Go read his example. My book is by my bathroom sink, where I will begin reading my 3 minutes daily on January 1.

Thursday, December 20, 2012

Magnificat Year of Faith Companion - review


I have long been a fan of Magnificat's books. Their simple companions to praying the rosary or to the liturgical seasons of Lent or Advent have served as guides to helping me focus on prayer and meditation. Their more complex books such as The Beauty of the Word or the series praying with the gospels help me to steadily meditate on larger works over the year. In short, I have come to rely on them.

When Pope Benedict XVI's proclaimed this liturgical year as The Year of Faith, Magnificat produced a Year of Faith Companion with short readings focusing on faith. This pocket-sized book is packed with reflections for every day of the year from over 30 contributors, ranging from laypeople to religious and clergy.  The readings are also wide-ranging, falling into one of eight categories: Biblical faith profiles, scriptural reflections, catechism excerpts, devotions, essays, meditations from saints and spiritual masters, prayers, and poetry. All in all, there is a wealth of material at your fingertips in this small book.

My one problem is that faith is such a broad topic it can be difficult to get a grip on it. It is one thing to have so many contributors spread among so many formats if there is a clear focus, such as reading a gospel line-by-line through the year. When it is applied to something as relatively formless as faith, then things can get a bit chaotic. As a result, reading daily left me feeling unfocused and a bit adrift.

Luckily, I don't have to read this using the calendar dates at the top of each page. I simply chose one of the categories I mentioned above, such as Biblical faith profiles, and then began reading one a day. Leafing through the book each day to find the next one also led to other items that caught my eye, such as a devotion about Christ's Seven Last Words, and so it has become an interesting voyage of discovery to find my own particular focus.

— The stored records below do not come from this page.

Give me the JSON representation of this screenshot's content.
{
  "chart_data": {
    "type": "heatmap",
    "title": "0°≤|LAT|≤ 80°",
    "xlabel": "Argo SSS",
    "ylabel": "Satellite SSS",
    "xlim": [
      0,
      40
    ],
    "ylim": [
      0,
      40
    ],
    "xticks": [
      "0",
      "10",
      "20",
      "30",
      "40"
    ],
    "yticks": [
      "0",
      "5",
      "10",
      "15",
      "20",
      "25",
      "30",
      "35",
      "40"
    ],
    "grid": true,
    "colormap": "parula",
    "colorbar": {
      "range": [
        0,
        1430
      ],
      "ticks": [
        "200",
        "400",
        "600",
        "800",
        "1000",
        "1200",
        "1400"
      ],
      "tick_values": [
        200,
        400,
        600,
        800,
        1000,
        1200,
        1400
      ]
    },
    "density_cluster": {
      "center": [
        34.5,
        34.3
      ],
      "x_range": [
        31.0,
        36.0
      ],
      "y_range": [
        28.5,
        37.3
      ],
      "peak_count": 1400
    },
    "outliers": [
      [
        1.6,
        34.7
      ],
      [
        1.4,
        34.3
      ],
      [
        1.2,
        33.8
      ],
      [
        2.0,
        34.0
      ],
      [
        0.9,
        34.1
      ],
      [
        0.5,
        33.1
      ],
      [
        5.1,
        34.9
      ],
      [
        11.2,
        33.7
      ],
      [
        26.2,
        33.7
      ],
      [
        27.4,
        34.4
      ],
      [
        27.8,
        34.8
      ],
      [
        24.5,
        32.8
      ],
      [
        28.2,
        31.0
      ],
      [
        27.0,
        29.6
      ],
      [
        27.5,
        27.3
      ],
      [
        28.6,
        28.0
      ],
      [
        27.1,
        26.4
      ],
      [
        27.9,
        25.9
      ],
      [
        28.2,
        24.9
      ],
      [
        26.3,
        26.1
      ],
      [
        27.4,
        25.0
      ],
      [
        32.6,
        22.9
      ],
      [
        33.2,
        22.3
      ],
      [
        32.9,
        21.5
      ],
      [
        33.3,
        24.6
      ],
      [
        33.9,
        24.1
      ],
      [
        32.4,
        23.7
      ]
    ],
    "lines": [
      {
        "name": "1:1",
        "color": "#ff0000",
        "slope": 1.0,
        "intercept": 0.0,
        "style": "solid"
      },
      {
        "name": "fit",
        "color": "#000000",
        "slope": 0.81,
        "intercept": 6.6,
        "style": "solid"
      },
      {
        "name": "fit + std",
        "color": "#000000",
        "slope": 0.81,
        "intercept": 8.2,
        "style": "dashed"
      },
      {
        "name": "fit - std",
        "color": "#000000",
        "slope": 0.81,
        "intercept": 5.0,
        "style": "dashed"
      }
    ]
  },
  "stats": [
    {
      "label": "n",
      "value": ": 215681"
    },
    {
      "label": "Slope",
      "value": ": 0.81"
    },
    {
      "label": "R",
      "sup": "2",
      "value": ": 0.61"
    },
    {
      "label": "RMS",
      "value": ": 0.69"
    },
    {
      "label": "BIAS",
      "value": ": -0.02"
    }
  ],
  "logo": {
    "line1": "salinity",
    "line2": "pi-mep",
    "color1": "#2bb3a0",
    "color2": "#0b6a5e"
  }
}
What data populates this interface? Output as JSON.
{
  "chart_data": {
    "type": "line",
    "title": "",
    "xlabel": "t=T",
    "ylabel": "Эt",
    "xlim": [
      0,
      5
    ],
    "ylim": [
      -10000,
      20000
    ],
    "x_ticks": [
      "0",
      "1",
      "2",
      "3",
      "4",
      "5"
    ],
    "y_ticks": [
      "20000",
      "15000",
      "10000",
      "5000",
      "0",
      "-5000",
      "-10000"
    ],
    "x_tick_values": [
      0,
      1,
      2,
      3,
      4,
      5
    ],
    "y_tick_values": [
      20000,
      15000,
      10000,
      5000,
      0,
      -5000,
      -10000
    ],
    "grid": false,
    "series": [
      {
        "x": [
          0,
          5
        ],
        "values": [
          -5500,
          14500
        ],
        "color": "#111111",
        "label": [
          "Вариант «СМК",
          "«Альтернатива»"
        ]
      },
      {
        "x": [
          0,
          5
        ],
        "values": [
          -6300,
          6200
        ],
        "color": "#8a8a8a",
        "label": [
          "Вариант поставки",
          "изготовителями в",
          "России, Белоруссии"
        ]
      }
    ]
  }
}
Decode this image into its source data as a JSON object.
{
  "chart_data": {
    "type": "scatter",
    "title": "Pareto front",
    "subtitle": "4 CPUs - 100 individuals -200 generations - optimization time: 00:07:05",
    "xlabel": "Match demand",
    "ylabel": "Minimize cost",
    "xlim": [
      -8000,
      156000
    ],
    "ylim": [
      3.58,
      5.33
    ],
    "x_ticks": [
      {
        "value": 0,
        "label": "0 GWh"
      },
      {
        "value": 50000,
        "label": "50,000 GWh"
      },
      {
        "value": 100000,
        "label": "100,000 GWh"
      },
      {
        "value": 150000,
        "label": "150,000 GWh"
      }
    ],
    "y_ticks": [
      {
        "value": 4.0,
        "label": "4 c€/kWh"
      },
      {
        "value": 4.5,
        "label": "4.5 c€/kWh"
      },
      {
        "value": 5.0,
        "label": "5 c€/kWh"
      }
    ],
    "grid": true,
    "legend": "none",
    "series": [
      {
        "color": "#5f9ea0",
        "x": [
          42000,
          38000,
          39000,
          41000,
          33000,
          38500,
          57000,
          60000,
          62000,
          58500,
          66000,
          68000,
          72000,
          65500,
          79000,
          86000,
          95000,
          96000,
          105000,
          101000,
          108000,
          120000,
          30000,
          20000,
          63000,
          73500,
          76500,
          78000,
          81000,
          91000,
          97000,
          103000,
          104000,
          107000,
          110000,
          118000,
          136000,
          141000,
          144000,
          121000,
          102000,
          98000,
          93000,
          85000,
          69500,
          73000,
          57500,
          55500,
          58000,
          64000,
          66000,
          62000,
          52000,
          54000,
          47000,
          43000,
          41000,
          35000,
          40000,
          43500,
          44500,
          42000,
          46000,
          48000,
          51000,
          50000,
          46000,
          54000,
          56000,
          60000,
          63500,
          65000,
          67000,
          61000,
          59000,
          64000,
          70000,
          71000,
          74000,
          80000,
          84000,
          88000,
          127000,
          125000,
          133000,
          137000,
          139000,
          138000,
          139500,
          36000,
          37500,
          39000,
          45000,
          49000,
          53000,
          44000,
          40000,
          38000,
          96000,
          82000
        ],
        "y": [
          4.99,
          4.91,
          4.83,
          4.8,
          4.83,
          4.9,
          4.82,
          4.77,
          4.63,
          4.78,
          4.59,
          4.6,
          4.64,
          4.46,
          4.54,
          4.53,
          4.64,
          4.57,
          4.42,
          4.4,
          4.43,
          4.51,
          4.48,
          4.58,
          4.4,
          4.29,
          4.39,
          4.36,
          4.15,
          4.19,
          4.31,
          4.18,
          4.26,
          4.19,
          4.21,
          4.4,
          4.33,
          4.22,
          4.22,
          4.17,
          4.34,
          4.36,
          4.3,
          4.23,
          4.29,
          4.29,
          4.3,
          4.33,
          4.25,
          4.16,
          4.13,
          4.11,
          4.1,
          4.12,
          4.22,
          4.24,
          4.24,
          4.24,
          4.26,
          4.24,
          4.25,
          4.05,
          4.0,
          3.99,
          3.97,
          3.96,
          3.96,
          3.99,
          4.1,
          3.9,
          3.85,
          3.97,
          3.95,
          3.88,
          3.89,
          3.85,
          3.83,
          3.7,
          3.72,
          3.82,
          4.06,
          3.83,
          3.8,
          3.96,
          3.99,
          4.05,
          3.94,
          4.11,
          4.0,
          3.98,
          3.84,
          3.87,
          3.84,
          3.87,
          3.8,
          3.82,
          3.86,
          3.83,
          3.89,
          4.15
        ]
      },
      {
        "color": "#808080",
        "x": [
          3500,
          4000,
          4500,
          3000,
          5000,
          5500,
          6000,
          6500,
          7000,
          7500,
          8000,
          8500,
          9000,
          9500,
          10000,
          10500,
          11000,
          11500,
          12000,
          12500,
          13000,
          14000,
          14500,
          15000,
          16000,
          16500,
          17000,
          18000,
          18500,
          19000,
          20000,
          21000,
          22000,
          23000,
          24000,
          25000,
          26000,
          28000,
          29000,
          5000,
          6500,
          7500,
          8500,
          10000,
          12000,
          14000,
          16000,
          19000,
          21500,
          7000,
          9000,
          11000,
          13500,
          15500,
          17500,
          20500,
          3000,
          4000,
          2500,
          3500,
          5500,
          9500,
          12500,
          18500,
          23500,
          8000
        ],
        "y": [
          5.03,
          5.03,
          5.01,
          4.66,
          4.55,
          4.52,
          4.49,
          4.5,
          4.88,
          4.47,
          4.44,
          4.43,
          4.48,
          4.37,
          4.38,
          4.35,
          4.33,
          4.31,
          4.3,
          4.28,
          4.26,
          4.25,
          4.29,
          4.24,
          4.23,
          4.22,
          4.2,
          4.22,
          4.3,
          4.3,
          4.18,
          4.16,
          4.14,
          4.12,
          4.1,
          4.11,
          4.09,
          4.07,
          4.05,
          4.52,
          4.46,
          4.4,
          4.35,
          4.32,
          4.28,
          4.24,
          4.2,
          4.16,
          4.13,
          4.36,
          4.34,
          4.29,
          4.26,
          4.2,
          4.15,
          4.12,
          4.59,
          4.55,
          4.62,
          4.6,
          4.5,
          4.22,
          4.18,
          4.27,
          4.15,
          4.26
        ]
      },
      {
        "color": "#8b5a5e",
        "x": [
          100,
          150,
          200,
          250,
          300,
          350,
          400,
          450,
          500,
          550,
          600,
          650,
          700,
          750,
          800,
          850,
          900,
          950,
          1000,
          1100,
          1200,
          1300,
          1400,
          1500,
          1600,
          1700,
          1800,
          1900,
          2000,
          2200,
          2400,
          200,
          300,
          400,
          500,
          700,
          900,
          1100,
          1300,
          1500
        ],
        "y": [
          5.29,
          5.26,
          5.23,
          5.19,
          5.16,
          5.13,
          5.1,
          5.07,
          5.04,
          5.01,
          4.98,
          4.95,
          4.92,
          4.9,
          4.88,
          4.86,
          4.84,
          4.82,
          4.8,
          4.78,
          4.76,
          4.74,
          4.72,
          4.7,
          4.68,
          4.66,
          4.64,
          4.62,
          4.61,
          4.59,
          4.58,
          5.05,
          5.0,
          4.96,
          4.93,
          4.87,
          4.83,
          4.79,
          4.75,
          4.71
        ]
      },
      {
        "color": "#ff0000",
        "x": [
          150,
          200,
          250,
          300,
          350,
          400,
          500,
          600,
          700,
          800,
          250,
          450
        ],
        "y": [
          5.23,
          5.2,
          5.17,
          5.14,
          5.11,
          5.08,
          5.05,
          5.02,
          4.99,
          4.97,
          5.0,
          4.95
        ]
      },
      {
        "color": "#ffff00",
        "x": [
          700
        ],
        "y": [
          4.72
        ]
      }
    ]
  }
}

My point in saying all this is that, although I do not think this book works perfectly as Magnificat designed it, there are many ways one can benefit from this booklet which will help the reader discover new joys in their faith and a deeper connection to God.

I wrote this review of Magnificat Year of Faith Companion for the free Catholic Book review program, created by Aquinas and More Catholic Goods.

Aquinas and More is the largest on-line Catholic bookstore. I receive free product samples as compensation for writing reviews for Tiber River.

Scott loses the riddle game ...

... when he forgets the name of every actor he mentions. Meanwhile, Julie and Scott get lost in the tunnels of Tolkien-y goodness for a very long time.

At long last, The Hobbit is discussed at A Good Story is Hard to Find podcast.

Wednesday, December 19, 2012

Hannah's Silks Routine



Finally. I've been looking for videos of her silks routine to share.

Catholic Nerd Alert

The Mass of the Roman Rite (2-Volume Set)

Its Origins and Development 
Price: $90.00
Format: Hardcover
Pages: 1056
Trim size: 6 x 9 inches
ISBN: 978-0-87061-271-8


What does it say when I cruise over to Ave Maria Press to see what new books are out ... and this is what grabs my interest?

So much so that I am printing out the 16-page excerpt.

I'm not even at Catholic geek level, people, because these days geeks have a certain amount of cool ... I'm down to nerd alert. So uncool ... and yet, I don't care. Which is, in itself, a true indicator of nerd-dom.